Expected Cold Snap Could Spell Trouble for Plants
Posted April 4, 2007
Updated April 5, 2007
Wilson, N.C. — Spring flowers are in bloom all over the Triangle, as homeowners have been hard at work on their yards over the past few weekends. But the threat of frost this weekend could kill off some flowers for the rest of the season.
A freeze watch is in effect for Thursday night and Friday morning. Scott Thomas and his workers will spend much of the next few days getting flowers and plants at his nursery in Wilson ready for the cold snap. They’re also pulling cold sensitive plants out of the greenhouses.
“We've got about a full day’s worth of work to cover things up move them under shelter, put them under protection,” Thomas said.
Thomas said flower sales are up, but plummeting temperatures will likely bring drop in business.
“It’s going to be a headache,” Thomas said. “It’s going to slow the plants down, its going to set some of them back.”

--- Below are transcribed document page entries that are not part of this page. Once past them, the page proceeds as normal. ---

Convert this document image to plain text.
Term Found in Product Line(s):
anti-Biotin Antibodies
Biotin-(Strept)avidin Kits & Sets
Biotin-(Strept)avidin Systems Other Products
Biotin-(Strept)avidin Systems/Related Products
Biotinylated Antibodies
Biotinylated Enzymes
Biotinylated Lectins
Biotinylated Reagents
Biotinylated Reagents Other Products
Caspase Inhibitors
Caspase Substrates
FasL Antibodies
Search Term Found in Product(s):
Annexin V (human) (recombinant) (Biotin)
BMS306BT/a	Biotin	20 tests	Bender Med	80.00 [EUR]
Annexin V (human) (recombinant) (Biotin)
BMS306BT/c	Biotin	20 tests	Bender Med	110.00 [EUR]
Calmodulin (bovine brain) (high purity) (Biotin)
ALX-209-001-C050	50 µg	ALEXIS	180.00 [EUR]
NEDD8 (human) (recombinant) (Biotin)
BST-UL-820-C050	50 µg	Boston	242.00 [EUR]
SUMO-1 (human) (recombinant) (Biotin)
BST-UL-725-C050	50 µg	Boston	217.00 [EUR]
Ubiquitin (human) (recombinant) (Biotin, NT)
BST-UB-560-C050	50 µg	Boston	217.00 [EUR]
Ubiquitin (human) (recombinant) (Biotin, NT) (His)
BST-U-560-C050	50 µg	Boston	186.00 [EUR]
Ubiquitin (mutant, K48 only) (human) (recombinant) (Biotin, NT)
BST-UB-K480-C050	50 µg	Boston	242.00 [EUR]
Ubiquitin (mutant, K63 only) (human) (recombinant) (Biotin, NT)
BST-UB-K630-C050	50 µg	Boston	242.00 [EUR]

Amateur gardeners who have spent the last few warm weekends planting or have new growth in their yard should do the same, experts said. Thomas said if frost kills flowers like annuals or early blooming azaleas, they won't bounce back.
“If frost hits them the next day, you're going to start seeing the flowers just turning brown and then they are finished for the year,” he said.
Experts say the best way to protect plants from frost is to cover them with old sheets, towels, or burlap. They said that gardeners should try to avoid covering flowers with plastic because the heat can actually cause problems if left on too long.
Others might lose flowers now, but would see them bloom again.
“A tight bud might be OK,” Thomas said.
Thomas said his greenhouses have dealt with at least one late season frost over the past few years.
“This year, because you've got some things that normally bloom a little bit later that blooming now, it's a little bit more of a scramble,” he said.